Molinari on the Penguins: Orpik, Zigomanis, Scuderi -- Not your first three choices in a shootout
At least once a week, when practice is about an hour old, the Penguins gather along the boards at center ice.
Then, one by one, they skate toward the middle of ice, collect a puck and move in on the goaltender, with players going toward alternating ends of the ice.
It is a shootout competition, and has been part of their workout routine during most of Michel Therrien's tenure. Not a bad idea, considering there is the potential to pick up a half-dozen points or more during shootouts over the course of an 82-game season.
The Penguins have done it dozens, if not hundreds, of times during the past three years, and the format doesn't vary.
If the forward or defenseman scores, he rejoins the group of waiting shooters on one side of the rink. If he is stopped, he heads to the far side and watches the balance of the competition, which continues until the goaltenders have denied every shooter but one.
The competition usually lasts four or five rounds, and generally is won by a forward with better-than-average offensive skills. And frankly, even though players sometimes experiment with moves -- occasionally, breaking out one that's a bit too daring to be used during an actual game -- the competitions all tend to look alike after a while.
Most of them, anyway.
Not the one at Mellon Arena Monday, though. There hadn't been one quite like it since Therrien introduced the concept, and might not be another for a while. If ever.

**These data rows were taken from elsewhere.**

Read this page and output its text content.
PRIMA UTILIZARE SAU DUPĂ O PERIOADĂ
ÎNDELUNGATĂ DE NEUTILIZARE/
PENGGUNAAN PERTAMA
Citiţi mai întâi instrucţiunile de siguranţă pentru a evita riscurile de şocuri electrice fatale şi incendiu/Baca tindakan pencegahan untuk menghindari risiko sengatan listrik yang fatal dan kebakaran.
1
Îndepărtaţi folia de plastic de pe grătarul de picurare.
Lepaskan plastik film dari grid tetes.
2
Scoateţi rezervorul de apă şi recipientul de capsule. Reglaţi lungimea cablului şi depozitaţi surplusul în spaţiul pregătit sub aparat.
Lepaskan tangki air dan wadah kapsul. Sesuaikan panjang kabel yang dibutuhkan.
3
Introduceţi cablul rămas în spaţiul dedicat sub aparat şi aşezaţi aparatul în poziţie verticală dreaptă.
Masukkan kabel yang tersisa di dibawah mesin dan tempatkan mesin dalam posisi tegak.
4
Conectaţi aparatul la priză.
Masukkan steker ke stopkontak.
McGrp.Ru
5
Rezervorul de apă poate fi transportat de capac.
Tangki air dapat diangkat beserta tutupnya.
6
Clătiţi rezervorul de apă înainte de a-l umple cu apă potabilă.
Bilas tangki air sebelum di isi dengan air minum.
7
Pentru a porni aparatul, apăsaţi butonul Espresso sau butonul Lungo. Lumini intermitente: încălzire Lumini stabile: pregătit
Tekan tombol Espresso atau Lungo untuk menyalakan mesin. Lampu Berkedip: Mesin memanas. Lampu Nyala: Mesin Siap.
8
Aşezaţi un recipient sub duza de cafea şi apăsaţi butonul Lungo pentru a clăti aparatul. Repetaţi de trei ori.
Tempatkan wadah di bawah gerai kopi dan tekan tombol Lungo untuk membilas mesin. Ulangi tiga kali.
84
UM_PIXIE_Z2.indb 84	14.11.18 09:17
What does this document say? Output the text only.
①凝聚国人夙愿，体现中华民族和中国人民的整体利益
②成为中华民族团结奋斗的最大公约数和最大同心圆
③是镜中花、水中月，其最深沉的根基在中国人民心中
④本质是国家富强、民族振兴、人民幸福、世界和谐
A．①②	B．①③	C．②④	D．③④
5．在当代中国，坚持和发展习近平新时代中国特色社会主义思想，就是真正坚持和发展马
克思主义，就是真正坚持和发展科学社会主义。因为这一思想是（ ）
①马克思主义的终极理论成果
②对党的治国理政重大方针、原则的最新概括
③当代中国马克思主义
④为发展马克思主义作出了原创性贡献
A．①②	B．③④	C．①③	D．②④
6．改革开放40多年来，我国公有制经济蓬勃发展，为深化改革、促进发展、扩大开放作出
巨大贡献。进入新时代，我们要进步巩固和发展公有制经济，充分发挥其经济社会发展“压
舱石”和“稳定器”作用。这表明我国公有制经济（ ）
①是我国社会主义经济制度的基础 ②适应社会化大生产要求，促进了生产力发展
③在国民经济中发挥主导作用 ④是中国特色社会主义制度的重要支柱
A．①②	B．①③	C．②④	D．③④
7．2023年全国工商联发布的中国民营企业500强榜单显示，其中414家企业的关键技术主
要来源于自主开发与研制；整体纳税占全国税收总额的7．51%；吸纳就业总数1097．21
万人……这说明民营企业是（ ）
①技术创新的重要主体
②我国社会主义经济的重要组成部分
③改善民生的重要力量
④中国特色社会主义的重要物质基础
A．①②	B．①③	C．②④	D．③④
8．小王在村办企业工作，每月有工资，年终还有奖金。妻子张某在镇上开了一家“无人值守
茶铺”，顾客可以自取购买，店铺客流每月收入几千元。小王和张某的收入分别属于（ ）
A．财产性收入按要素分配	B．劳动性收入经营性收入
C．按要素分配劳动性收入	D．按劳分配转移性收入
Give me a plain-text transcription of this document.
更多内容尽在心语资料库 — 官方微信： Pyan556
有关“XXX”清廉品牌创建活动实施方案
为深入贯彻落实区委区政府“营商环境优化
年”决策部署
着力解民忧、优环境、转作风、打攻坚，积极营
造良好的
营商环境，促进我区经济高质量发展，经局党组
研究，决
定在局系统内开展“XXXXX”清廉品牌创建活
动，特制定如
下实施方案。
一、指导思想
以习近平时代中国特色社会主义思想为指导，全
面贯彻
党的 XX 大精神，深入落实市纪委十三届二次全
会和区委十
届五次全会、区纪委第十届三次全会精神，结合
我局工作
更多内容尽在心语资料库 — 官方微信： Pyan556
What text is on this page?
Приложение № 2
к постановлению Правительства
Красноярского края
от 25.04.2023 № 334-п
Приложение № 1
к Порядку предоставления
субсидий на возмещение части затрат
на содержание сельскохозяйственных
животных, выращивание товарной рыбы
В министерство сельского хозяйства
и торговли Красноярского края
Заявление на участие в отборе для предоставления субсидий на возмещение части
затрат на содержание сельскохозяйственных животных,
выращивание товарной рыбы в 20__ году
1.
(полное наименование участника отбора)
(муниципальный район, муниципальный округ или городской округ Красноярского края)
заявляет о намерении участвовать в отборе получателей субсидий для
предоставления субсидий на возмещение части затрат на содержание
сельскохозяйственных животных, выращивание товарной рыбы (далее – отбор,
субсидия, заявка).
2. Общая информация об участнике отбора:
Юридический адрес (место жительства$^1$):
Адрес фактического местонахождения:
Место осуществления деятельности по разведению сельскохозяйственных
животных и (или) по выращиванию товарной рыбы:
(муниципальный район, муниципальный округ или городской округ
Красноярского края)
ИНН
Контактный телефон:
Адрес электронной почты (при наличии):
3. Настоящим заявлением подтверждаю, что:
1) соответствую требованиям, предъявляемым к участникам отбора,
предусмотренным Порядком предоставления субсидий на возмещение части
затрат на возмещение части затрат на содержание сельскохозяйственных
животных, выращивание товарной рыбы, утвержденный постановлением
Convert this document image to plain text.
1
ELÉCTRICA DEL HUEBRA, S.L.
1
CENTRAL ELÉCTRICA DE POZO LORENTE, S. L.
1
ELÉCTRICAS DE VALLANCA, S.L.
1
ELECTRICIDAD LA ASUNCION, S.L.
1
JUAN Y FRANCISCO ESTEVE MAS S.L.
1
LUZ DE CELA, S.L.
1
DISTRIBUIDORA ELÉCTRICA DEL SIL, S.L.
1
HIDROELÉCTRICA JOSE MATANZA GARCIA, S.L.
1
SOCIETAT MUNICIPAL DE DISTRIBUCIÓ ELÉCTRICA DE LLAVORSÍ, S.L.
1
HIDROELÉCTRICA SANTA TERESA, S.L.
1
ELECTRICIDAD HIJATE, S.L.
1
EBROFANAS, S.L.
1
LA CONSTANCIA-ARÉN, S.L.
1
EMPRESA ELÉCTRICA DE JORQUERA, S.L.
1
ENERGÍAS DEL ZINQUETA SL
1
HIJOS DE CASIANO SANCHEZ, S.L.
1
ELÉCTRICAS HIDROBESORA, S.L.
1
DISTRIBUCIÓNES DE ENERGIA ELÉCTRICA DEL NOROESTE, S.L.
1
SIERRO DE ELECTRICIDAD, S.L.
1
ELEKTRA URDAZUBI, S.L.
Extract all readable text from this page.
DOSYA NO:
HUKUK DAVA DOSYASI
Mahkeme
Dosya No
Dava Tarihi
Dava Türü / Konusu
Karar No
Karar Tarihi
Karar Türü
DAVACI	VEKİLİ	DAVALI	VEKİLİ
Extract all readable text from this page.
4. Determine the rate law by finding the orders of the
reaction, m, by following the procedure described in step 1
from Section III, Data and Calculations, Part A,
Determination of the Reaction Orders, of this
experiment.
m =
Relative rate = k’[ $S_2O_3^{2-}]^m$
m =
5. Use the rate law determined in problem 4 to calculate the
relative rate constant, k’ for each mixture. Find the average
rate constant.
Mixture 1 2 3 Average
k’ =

Not only because it lasted just two rounds, but because the three guys to make it through the first round were a checking-line forward and two defensive defensemen.
Not Petr Sykora or Miroslav Satan or Kris Letang. Not Sidney Crosby or Evgeni Malkin or Alex Goligoski.
No, when everyone had gotten a chance against Marc-Andre Fleury and Dany Sabourin, the only guys who had returned to the shooters' line were Mike Zigomanis, Brooks Orpik and Rob Scuderi.
"I don't know what was going on there," Orpik said.
Pressed a bit, however, he divulged the strategy that might have played a part.
"The key is, if you watched the three of us, you get toward the back of the [shooting order], and the goalies get a little more tired as you go and you take advantage of that," he said, smiling.
Fleury and Sabourin apparently were able to catch up on their rest during the brief lull between rounds, however, because Zigomanis was the only shooter to score the second time around.
Mind you, he had a bit of an unfair advantage. He has appeared in three actual shootouts -- beat Nikolai Khabibiulin in his first one, for that matter -- whereas Scuderi and Orpik aren't likely to make it into the rotation during a real game unless Therrien looks down his bench and doesn't see anyone else except members of the training staff.
Although Orpik pointed out that "some of the guys who do well in shootouts are guys you wouldn't really expect," what Therrien saw during Monday's workout clearly didn't influence his thinking when the Penguins and Philadelphia went to a shootout Thursday.
Even though the shootout competitions add a lighthearted dimension to mostly workmanlike practices, the players take them somewhat seriously, as they should. A lot of them never will be involved in a real shootout, but if they are, being as prepared as possible isn't a bad idea.
"You have to work on it," Scuderi said. "You never know when you're going to be the 20th guy called. I have that shootout stick ready if I get my number called."
The Penguins' 7-6 victory in Detroit Tuesday, when they overcame deficits of 5-2 and 6-4 during the third period -- thanks, in large part, to a superhuman performance by Jordan Staal -- was one of their most invigorating regular-season triumphs in recent years.
Coming back like that against the team that defeated them in the Stanley Cup final five months earlier obviously was gratifying, and doing it in the hostile setting of Joe Louis Arena made it all the more so.
But an underlying element in making that victory so satisfying is the respect the Penguins have for the Red Wings who, salary-cap limitations or not, manage to be among the league's finest teams, year-in and year-out.
Detroit isn't quite on its game this season -- most of the Penguins seem to regard San Jose as the most impressive opponent they've faced in 2008-09, and it usually would be unthinkable for the Wings to squander a three-goal lead at home in the third period -- but it's impossible to ignore Detroit's track record.
That's part of the reason the Penguins entered the game believing that Detroit would provide a good measuring stick for how far they have come, and perhaps, how far they have to go.
"They're a good hockey team, and they're consistent," Crosby said. "Year after year, they're good. That says a lot about their organization and their players' commitment to making sure, each year, that they bring their best.
"I think we, over the last few years, have really taken pride in doing that, too. We haven't won the Cups that they've won, but who knows? If we keep the right attitude and the right focus, like we have, hopefully that's something that's in the future for us."